Konten Kreator Sumsel Harap Pileg 2024 Tetap Sistem Proporsional Terbuka
Yadi mengatakan, di senayan kecuali fraksi PDI-Perjuangan ada delapan fraksi semua beberapa kali menolak pemilu kembali ke sistem proporsional tertutup seperti tahun 2004 dan sebelumnya dan memilih seperti tiga pemilu sebelumnya yakni sistem proporsional terbuka, sedangkan PDI-Perjuangan sangat antusias dan konsisten memperjuangkan model proporsional tertutup.
Kedua sistem ini diakui memiliki kelebihan dan kekurangan masing-masing, salah satu yang menjadi dasar dari penolakan sistem terbuka, karena banyak anggota legislatif yang terpilih tidak patuh dengan partai politik dan bukan dari kader inti partai politik, sehingga kandidat yang populer lebih banyak yang terpilih dibandingkan kader militan di partai itu sendiri.
Ia menuturkan, partai politik sebagai peserta pemilu diamanatkan undang-undang memberikan pendidikan politik maksimal kepada anggotanya, dan faktanya ini belum maksimal dilakukan partai politik, terbukti jelang pemilu hampir semua parpol kekurangan anggota untuk dicalonkan, pada akhirnya rekrutmen terbuka dan banyak ditemukan parpol mencalonkan calegnya yang tidak kompeten dan hanya untuk melengkapi kuota saja.
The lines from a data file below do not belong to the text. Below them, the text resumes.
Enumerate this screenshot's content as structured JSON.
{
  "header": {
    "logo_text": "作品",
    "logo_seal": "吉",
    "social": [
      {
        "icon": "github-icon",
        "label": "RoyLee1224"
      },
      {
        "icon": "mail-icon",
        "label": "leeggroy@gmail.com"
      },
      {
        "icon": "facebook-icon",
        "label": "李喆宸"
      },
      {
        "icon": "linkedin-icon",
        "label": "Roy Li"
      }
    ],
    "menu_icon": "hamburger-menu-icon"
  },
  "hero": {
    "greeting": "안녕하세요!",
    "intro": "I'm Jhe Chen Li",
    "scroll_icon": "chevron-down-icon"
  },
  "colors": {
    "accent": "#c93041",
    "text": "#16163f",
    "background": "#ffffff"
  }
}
“Parpol seharusnya sebagai peserta pemilu punya peranan penting dalam memperbaiki kualitas demokrasi kita dan mencalonkan kader-kader terbaiknya untuk di legislatif, maupun calon kepala daerah dan lainnya. Gagalnya parpol dalam menggembleng kadernya membuat biaya mahal yang dibiayai APBN menjadi kurang optimal,” ucap Ketua Jaringan Pendidikan Pemilih untuk Rakyat (JPPR) Kota Palembang ini.
Lebih lanjut ia menyarankan, pemerintah dan pihak terkait sebaiknya tetap mempertahankan sistem pemilihan proporsional terbuka, karena ini memungkinkan semua masyarakat punya kesempatan sama mencalonkan diri dan dipilih oleh rakyat saat pemilu.
Namun dengan catatan, partai politik harus lebih optimal dan serius memberikan pendidikan politik pada kader-kadernya, memanfaatkan biaya besar yang didapatkan dari APBN. Karena jangan sampai partai politik hanya sebagai stempel untuk masuk ke parlemen dan tanpa jiwa yang menggelora untuk berbakti pada Republik Indonesia.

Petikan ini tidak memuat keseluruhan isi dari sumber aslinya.